As Hannah Community Center Turns 100, East Lansing Eyes Third-Floor Expansion
As the Hannah Community Center marks 100 years since its original construction, it remains a hub of activity for East Lansing residents of all ages.
On a June day, the city’s Planning Commission meets on the first floor and a room on the second floor is being decorated for a retiree luncheon. A summer drama camp is rehearsing Wicked in the auditorium and Prime Time Seniors is hosting an event for caregivers of people with dementia.
All this takes place while residents come and go throughout the day, using the gym, pool and classroom spaces.

There is momentum towards renovating the third floor of the building, which is mostly used for storage now, to expand space for programming, Parks, Recreation and Arts Department Director Justin Drwencke told East Lansing Info. The consideration was prompted by a report the city commissioned from a consultant to study the building’s space utilization.
“Based on some of the recommendations in that report,” Drwencke said, “there are some possible uses for the third floor, including potentially moving the ceramic studio and some art studio space [there].”
Drwencke said there is room for only so many pottery wheels in the current second-floor space, limiting participation.
“Those classes have waitlists for every session,” he said. “We know that there’s a level of demand in the community that exceeds our current capacity to serve.”
He said the third-floor layout is based on classrooms used when the building served as a high school and middle school for East Lansing Public Schools. Those rooms could be renovated to expand the amount of space for programming.

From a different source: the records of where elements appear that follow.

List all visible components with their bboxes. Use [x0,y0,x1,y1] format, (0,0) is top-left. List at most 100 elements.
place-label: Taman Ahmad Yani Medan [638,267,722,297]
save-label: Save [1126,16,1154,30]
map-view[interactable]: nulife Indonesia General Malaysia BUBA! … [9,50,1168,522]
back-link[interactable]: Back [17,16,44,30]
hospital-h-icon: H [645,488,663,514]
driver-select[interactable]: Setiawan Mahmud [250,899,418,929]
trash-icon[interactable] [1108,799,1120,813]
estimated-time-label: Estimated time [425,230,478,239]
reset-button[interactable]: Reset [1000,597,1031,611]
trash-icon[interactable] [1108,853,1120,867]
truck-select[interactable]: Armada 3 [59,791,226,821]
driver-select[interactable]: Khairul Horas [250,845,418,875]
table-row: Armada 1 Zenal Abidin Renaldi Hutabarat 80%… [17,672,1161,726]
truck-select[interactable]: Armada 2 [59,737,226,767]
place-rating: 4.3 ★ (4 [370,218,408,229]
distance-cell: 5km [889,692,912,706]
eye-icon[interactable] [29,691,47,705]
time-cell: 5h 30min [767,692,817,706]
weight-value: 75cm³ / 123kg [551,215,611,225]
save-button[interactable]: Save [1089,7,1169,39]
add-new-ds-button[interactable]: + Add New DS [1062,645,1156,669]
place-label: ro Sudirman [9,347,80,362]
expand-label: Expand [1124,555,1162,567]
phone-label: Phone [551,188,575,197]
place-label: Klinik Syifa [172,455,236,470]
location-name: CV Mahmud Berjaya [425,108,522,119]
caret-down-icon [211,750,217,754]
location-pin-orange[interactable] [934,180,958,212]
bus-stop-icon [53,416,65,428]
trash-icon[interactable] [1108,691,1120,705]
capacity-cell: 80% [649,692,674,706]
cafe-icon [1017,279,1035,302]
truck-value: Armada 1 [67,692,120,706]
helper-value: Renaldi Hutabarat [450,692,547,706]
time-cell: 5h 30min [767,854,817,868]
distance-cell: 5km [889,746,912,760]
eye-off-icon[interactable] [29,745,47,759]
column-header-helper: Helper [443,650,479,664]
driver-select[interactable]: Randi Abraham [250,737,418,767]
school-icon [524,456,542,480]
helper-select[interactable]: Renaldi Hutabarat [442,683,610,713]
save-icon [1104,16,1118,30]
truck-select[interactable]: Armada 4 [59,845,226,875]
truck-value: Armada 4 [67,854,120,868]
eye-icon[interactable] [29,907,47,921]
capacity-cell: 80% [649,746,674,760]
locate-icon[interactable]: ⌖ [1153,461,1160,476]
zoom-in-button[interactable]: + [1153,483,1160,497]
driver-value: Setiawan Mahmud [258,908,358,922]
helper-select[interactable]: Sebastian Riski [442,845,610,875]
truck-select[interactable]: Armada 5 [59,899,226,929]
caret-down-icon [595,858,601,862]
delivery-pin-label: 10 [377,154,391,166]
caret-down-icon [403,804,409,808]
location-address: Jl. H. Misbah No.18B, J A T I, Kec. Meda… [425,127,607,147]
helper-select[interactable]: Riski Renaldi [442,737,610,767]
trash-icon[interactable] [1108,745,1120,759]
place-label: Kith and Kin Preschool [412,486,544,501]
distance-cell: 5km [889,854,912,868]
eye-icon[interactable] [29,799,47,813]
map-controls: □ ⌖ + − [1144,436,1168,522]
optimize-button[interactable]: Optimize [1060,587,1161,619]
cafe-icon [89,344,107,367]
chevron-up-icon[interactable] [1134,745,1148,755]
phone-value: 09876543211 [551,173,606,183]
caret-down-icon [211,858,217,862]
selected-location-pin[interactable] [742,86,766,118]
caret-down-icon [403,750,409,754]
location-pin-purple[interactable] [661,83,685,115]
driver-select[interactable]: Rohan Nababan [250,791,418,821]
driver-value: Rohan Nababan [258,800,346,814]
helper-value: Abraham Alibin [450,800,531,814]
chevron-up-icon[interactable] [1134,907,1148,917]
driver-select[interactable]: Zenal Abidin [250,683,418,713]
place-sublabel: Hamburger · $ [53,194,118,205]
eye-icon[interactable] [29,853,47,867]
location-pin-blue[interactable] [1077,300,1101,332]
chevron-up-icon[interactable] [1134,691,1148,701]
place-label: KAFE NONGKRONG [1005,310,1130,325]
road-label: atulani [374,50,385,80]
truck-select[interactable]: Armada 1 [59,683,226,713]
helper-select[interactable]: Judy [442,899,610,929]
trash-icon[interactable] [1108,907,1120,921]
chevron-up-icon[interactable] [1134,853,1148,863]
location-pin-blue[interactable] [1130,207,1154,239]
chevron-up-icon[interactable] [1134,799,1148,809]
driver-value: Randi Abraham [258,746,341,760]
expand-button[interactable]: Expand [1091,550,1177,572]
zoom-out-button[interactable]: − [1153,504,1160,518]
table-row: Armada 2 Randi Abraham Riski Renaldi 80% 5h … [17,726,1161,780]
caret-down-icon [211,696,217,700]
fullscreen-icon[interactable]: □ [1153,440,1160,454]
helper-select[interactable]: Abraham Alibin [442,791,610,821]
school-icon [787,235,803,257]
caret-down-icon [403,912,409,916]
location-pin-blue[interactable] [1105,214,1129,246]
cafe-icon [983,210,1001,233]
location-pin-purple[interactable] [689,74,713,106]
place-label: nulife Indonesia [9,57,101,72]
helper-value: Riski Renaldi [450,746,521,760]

When the building was initially converted from a school to a community center more than 20 years ago, Drwencke said building and fire codes at the time would have required the construction of an exterior emergency fire escape accessible from the third floor.
Earlier this year, East Lansing’s fire marshal and code officials reviewed the space and determined that existing pathways are sufficient to allow occupancy on the third floor. That determination significantly cut projected costs associated with the renovation and heightened the possibility of a project, Drwencke said.

Funding is still the major obstacle to the third floor being renovated.
Drwencke estimates the renovations would cost approximately $3.8 million and would include updating HVAC equipment, electrical infrastructure, lighting and upgrading plumbing and renovating restrooms to ensure compliance with the American with Disabilities Act.
The city has pursued grants to pay for third floor renovations but has not been chosen for funding yet, Drwencke said.
“If it’s not something that we can achieve grant funding for,” he said, “if we do some bond financing and pay the cost of that over 20 years, that could be absorbed through some of our program fees and operating revenues.”
This is part of a larger conversation, he said, about East Lansing’s budget and financial picture.
While the City Council seemed reluctant about including renovations to the third floor of the community center in a bond when the topic was broached in March, East Lansing surprisingly wrapped up its fiscal year with a surplus and the budget for the current fiscal year is nearly balanced, painting a far sunnier outlook of city finances than projections from earlier this year.
Drwencke said the Hannah Community Center is a staple of the community and deserves to continue serving as “the heart of East Lansing’s civic engagement and recreation activities.”
“When we’re talking about close to a half-million visits a year,” he said, “from not only East Lansing, but really the region, and when we look at some of our third-party reservations, really across the state, the Hannah Community Center is not just the heart of life here in East Lansing, but it is really a destination for all of Michigan.”